Breach Response: Fighting Persistent IntrudersExpert Offers Lessons Based on Study of Breached Organizations
Because hackers often find a way to stick around or repeat their network intrusions after remediation efforts are completed, organizations need to ramp up their "continuous detection" efforts, says security expert Wendi Whitmore of the security consultancy CrowdStrike.
Crowdstrike's analysis of dozens of its clients' breach response efforts, described in a new casebook, shows that all of the hacked organizations "faced the attackers trying to get back into their environment and re-infect them after they concluded their remediation event - which is the event that is the culmination of the investigation and you try to eject the attacker from your environment."
That's why it's essential for organizations to focus on "continuous detection and visibility into their environments," she stresses.
Often after a large breach, organizations believe that they are "wiping the slate clean" once remediation processes, including implementation of new technologies, are completed, Whitmore notes. But in reality, these organizations remain prime targets for new or repeated attacks, which is why they must ramp up efforts to detect and contain intrusions.
Another essential element of any effort to detect and remediate breaches, Whitmore says, is training the workforce to act on the warning signs that something is amiss, she says. Companies often invest in technologies that can help alert staff of potential security incidents, yet the staff is not properly prepared to carry out processes to contain the incidents, she notes.
CrowdStrike's analysis also found that organizations that carried out security processes more successfully conducted penetration tests as well as "table-top exercises that involve stakeholders, including the CEO, operations department and general counsel and communications staff," she says.

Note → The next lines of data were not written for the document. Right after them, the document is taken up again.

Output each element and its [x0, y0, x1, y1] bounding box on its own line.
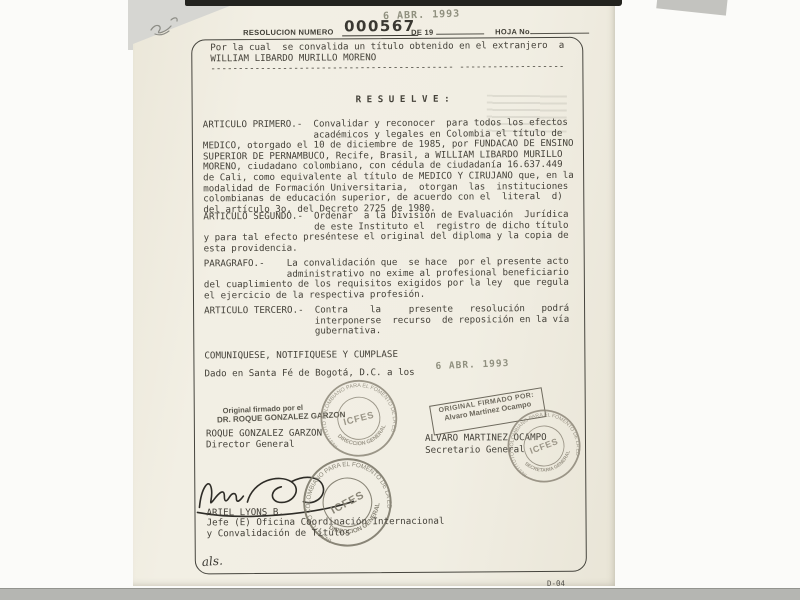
document-content: 6 ABR. 1993 RESOLUCION NUMERO 000567 DE … [0, 0, 800, 600]
year-blank-line [436, 25, 484, 34]
articulo-segundo: ARTICULO SEGUNDO.- Ordenar a la División… [203, 210, 568, 255]
resolution-number-value: 000567 [342, 17, 418, 37]
paragrafo: PARAGRAFO.- La convalidación que se hace… [204, 257, 569, 302]
left-signer-typed: ROQUE GONZALEZ GARZON Director General [206, 428, 322, 451]
hoja-blank-line [531, 25, 589, 34]
scan-bottom-strip [0, 588, 800, 600]
hoja-label: HOJA No. [495, 27, 532, 36]
comuniquese-line: COMUNIQUESE, NOTIFIQUESE Y CUMPLASE [204, 350, 398, 362]
articulo-primero: ARTICULO PRIMERO.- Convalidar y reconoce… [203, 118, 574, 216]
scanned-document: 6 ABR. 1993 RESOLUCION NUMERO 000567 DE … [0, 0, 800, 600]
de19-label: DE 19 [411, 28, 433, 37]
form-code: D-04 [547, 579, 565, 588]
handwritten-initials: als. [201, 554, 223, 570]
seal-center-text: ICFES [528, 436, 559, 456]
seal-center-text: ICFES [342, 410, 375, 428]
resuelve-heading: R E S U E L V E : [356, 95, 450, 106]
bottom-signer-typed: ARIEL LYONS B. Jefe (E) Oficina Coordina… [206, 507, 444, 540]
articulo-tercero: ARTICULO TERCERO.- Contra la presente re… [204, 304, 569, 338]
subject-text: Por la cual se convalida un título obten… [210, 41, 564, 75]
resolution-number-label: RESOLUCION NUMERO [243, 27, 334, 37]
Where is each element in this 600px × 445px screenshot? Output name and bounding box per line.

"As organizations get more mature, they tend do these things more frequently, such as testing out new scenarios on a quarterly basis so that they can continually identify areas for improvement and gaps," Whitmore says. "So if they actually go through one of these breaches, it's not the first time for everyone. They understand the playbooks. They understand what they are going to communicate."
In the interview (see audio link below photo), Whitmore also discusses:
- Other key findings in the CrowdStrike analysis;
- How the healthcare sector compares with other industries in its ability to detect and defend against cyberattacks;
- Tips for protecting medical devices from becoming entry-points for cyber intrusions into their networks.
Whitmore has more than 10 years of experience in the computer security, including a career with the U.S. military. As vice president of services for CrowdStrike, Whitmore, along with her team, responds to security breaches and offers remediation services. Previously, she was a managing director for Mandiant's Los Angeles office. In this role, she was responsible for leading a team of security consultants that responded to large security breaches throughout the world.